Context. I have written a function that computes the mean of all elements in a column except the elements in the current group.
df = pl.DataFrame({
"group": ["A", "A", "B", "B", "C", "C"],
"value": [1, 3, 2, 4, 3, 5],
})
def sum_excl_group(val_exp: pl.Expr, group_expr: pl.Expr) -> pl.Expr:
return val_exp.sum() - val_exp.sum().over(group_expr)
def count_non_null_excl_group(val_exp: pl.Expr, group_expr: pl.Expr) -> pl.Expr:
return val_exp.is_not_null().sum() - val_exp.is_not_null().sum().over(group_expr)

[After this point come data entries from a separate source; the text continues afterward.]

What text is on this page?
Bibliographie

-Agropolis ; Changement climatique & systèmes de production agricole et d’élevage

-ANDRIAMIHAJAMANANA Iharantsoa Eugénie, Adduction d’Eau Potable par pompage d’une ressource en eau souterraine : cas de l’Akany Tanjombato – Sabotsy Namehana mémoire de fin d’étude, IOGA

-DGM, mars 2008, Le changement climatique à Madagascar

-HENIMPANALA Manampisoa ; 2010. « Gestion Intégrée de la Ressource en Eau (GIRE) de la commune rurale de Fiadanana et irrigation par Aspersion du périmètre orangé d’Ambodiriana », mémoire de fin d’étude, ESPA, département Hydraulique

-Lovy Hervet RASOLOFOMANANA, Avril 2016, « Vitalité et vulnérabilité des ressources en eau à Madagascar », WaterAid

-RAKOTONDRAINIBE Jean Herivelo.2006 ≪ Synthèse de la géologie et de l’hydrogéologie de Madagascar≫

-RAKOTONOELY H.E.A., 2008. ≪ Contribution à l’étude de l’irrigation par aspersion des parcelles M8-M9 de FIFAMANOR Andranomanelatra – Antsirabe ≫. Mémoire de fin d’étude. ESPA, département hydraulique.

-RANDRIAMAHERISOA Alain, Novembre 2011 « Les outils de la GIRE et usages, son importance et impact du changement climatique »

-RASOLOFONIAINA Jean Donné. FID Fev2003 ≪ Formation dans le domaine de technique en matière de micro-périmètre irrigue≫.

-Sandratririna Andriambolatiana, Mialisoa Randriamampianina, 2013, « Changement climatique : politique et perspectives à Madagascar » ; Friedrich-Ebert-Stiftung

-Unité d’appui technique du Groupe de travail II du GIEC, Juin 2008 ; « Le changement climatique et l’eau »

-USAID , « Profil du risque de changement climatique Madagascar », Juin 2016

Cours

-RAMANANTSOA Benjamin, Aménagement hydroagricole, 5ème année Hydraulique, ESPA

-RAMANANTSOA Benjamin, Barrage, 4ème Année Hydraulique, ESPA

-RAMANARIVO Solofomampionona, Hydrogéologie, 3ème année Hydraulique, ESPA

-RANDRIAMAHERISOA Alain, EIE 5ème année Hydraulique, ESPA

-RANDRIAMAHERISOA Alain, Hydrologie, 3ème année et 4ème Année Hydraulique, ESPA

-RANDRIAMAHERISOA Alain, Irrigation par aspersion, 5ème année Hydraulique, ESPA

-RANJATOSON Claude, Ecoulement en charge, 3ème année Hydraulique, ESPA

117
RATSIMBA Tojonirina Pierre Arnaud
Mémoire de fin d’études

def mean_excl_group(val_exp: pl.Expr, group_expr: pl.Expr) -> pl.Expr:
return sum_excl_group(val_exp,group_expr) / count_non_null_excl_group(val_exp, group_expr)
(
df
.with_columns(
mean_excl_group(pl.col("value"), pl.col("group")).alias("mean_excl_group"),
)
)
This gives the expected result.
shape: (6, 3)
┌───────┬───────┬─────────────────┐
│ group ┆ value ┆ mean_excl_group │
│ --- ┆ --- ┆ --- │
│ str ┆ i64 ┆ f64 │
╞═══════╪═══════╪═════════════════╡
│ A ┆ 1 ┆ 3.5 │
│ A ┆ 3 ┆ 3.5 │
│ B ┆ 2 ┆ 3.0 │
│ B ┆ 4 ┆ 3.0 │
│ C ┆ 3 ┆ 2.5 │
│ C ┆ 5 ┆ 2.5 │
└───────┴───────┴─────────────────┘
Problem. Now, I am facing the issue that I would like to run this function within an over context to obtain the mean of all elements in a group, except the elements in the current subgroup.
I would've expected the following to work.
df = pl.DataFrame({
"group": ["A", "A", "B", "B", "C", "C"],
"subgroup": ["a", "b", "c", "d", "e", "f"],
"value": [1, 3, 2, 4, 3, 5],
})
(
df
.with_columns(
mean_excl_group(pl.col("value"), pl.col("subgroup")).over("group").alias("mean_excl_group"),
)
)
but get an InvalidOperationError
InvalidOperationError: window expression not allowed in aggregation
Attempt. For now, I have "solved" this issue by avoiding the nested over calls.
def sum_excl_group(val_exp: pl.Expr, coarse_group_expr: pl.Expr, fine_group_expr: pl.Expr) -> pl.Expr:
return val_exp.sum().over(coarse_group_expr) - val_exp.sum().over(fine_group_expr)
def count_non_null_excl_group(val_exp: pl.Expr, coarse_group_expr: pl.Expr, fine_group_expr: pl.Expr) -> pl.Expr:
return val_exp.is_not_null().sum().over(coarse_group_expr) - val_exp.is_not_null().sum().over(fine_group_expr)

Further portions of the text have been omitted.